Rembrandt Custodians Ltd v Pro-Drill (Auck) Ltd is an often referenced case in New Zealand credit circles of the hazards of issuing a Statutory Demand against a company to make them pay a disputed account.

Background
Pro-Drill invoiced Rembrandt on 29 November 2002 for $5,185.97 of drilling work. This invoice remained unpaid as of 20 January, which Rembrandt later stated was simply overlooked over the Christmas period.

Unaware of this, Pro-Drill referred this account to Law Debt Collection for debt collection, and immediately sent out a demand letter.

However, before Rembrandt had received this letter, they had paid this account on 9 February 2003. This left Law Debt Collection's fee of $1,037.19, which Rembrandt disputed liability for as they claimed that $1,037.19 for issuing just one letter was not reasonable and it was "out of proportion with all commercial reality".

Law Debt Collection, rather than credit this fee as most professional debt collection agencies would have, served a statutory demand on Rembrandt in order to get paid.
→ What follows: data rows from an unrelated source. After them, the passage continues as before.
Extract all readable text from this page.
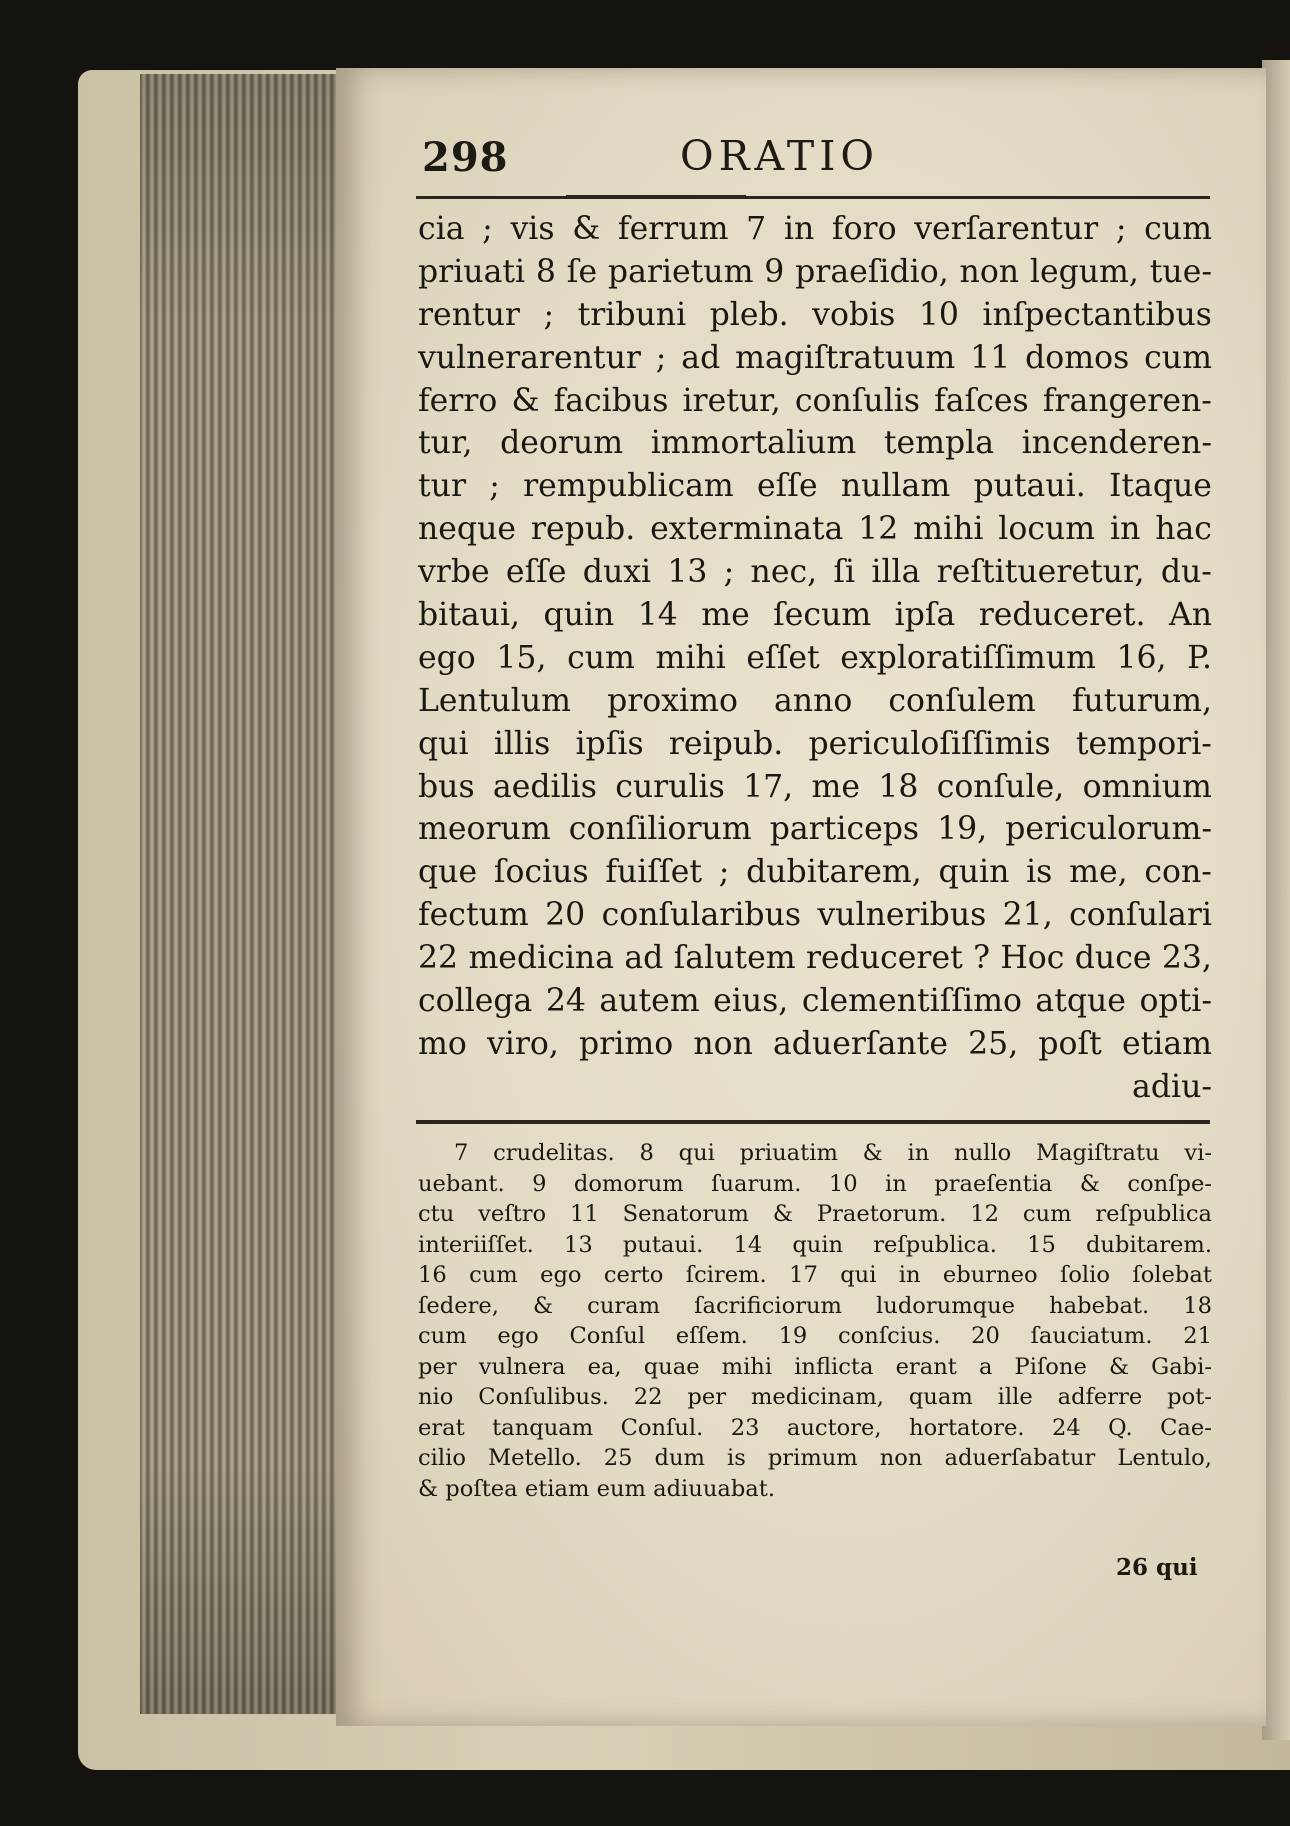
298	ORATIO
cia ; vis & ferrum 7 in foro verſarentur ; cum
priuati 8 ſe parietum 9 praeſidio, non legum, tue-
rentur ; tribuni pleb. vobis 10 inſpectantibus
vulnerarentur ; ad magiſtratuum 11 domos cum
ferro & facibus iretur, conſulis faſces frangeren-
tur, deorum immortalium templa incenderen-
tur ; rempublicam eſſe nullam putaui. Itaque
neque repub. exterminata 12 mihi locum in hac
vrbe eſſe duxi 13 ; nec, ſi illa reſtitueretur, du-
bitaui, quin 14 me ſecum ipſa reduceret. An
ego 15, cum mihi eſſet exploratiſſimum 16, P.
Lentulum proximo anno conſulem futurum,
qui illis ipſis reipub. periculoſiſſimis tempori-
bus aedilis curulis 17, me 18 conſule, omnium
meorum conſiliorum particeps 19, periculorum-
que ſocius fuiſſet ; dubitarem, quin is me, con-
fectum 20 conſularibus vulneribus 21, conſulari
22 medicina ad ſalutem reduceret ? Hoc duce 23,
collega 24 autem eius, clementiſſimo atque opti-
mo viro, primo non aduerſante 25, poſt etiam
adiu-
7 crudelitas. 8 qui priuatim & in nullo Magiſtratu vi-
uebant. 9 domorum ſuarum. 10 in praeſentia & conſpe-
ctu veſtro 11 Senatorum & Praetorum. 12 cum reſpublica
interiiſſet. 13 putaui. 14 quin reſpublica. 15 dubitarem.
16 cum ego certo ſcirem. 17 qui in eburneo ſolio ſolebat
ſedere, & curam ſacrificiorum ludorumque habebat. 18
cum ego Conſul eſſem. 19 conſcius. 20 ſauciatum. 21
per vulnera ea, quae mihi inflicta erant a Piſone & Gabi-
nio Conſulibus. 22 per medicinam, quam ille adferre pot-
erat tanquam Conſul. 23 auctore, hortatore. 24 Q. Cae-
cilio Metello. 25 dum is primum non aduerſabatur Lentulo,
& poſtea etiam eum adiuuabat.
26 qui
To further complicate matters, the demand was signed by a Law Debt Collection, and not by their client or by a solicitor.

Rembrandt applied to the High Court to have the statutory demand set aside.

Decision
The High Court set aside the Statutory Demand on the grounds that due to the serious nature and consequences of a statutory demand (i.e. liquidation of the company) the issuer is required to be satisfied that the amount demanded is not in dispute, which in turn requires that the person issuing the demand be the creditor’s solicitor and not the creditor himself or the debt collection agency.

The judge went further and stated that he was confident that if a solicitor had first checked the correspondence relating to the debt they would have advised against the issue of a statutory demand.

Given all this, the judge ordered Pro-Drill to pay Rembrandt's full legal costs of $4,250.38 on a solicitor/client basis.